Porta-voz reconhece ter feito incursão para evitar actividades ilegais.

A Polícia moçambicana em Manica negou nesta quarta-feira, 21, o assalto ao estaleiro da empresa mineira SOCADIV, de Afonso Dhlakama, líder da Renamo, mas admite que tenha feito uma operação para a normalização da actividade em Barué, visando impedir o saque de pedras preciosas.

A 20 de Agosto, de acordo com relatos de testemunhas à VOA na altura, as Forças de Defesa e Segurança entraram no estaleiro pertencente ao líder do maior partido da oposição e levaram quantidades de turmalinas e quartzo que estavam ali armazenados

Dhlakama notificou em carta o ministro dos Recursos Minerais e Energia, Pedro Couto, sobre o incidente, mas não comentou o assunto com a imprensa.

Elsidia Filipe, porta-voz da Polícia de Manica, recusou hoje, em entrevista solicitada há um mês, que as Forças de Defesa e Segurança tenham ocupado a mina da SOCADIV, mas admitiu que a corporação realizou acções nas proximidades da empresa e nutras minas para evitar o roubo de turmalinas e quartzo aí explorados.

“De forma concreta não assaltamos a mina desta empresa, mas realizamos operações no distrito de Barué, em Nhampassa, para evitarmos actividades ilegais que por vezes têm tido o envolvimento dos homens armados da Renamo, que se misturam com a população”, revelou Filipe.

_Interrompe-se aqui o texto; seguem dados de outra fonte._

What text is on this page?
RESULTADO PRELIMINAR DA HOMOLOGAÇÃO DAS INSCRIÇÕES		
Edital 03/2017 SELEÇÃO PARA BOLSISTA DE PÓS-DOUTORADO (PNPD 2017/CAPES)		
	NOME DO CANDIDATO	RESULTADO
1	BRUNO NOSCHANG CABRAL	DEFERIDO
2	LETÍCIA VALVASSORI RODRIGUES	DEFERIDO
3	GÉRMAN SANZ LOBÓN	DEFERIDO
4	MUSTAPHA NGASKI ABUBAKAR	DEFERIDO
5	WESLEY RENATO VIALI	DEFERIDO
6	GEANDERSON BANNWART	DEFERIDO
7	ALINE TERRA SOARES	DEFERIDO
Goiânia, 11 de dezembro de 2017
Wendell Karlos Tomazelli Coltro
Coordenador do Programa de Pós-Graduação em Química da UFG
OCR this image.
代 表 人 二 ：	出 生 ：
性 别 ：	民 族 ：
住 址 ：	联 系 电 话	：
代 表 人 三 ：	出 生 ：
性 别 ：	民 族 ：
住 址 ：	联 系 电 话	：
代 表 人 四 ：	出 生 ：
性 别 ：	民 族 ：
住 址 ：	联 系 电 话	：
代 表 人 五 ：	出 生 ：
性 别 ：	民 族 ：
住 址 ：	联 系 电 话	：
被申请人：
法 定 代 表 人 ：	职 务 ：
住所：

Em Julho, o Governo, através da Inspeção geral dos Recursos Minerais e Energia, mandou encerrar uma mina de pedras preciosas de Afonso Dhlakama, no distrito de Báruè, na província de Manica, alegadamente por falta de cumprimento de obrigações fiscais.

A Socadiv, firma que explora turmalinas no distrito de Barue, actual palco de violentos confrontos entre as forças governamentais e o braço armado da Renamo e com emboscadas a colunas de viaturas escoltadas pelo exército, foi multada em 2015, por questões de segurança e falta de pagamento de impostos, após um incidente que matou um garimpeiro e feriu outros seis.

Um analista académico local adiantou que o encerramento da mina de Afonso Dhlakama sugere uma medida de ensaio de corte de logística da guerrilha, que desde o inicio do ano tem vindo a realizar incursões militares para reivindicar a governação em seis províncias onde diz ter ganho as eleições de 2014.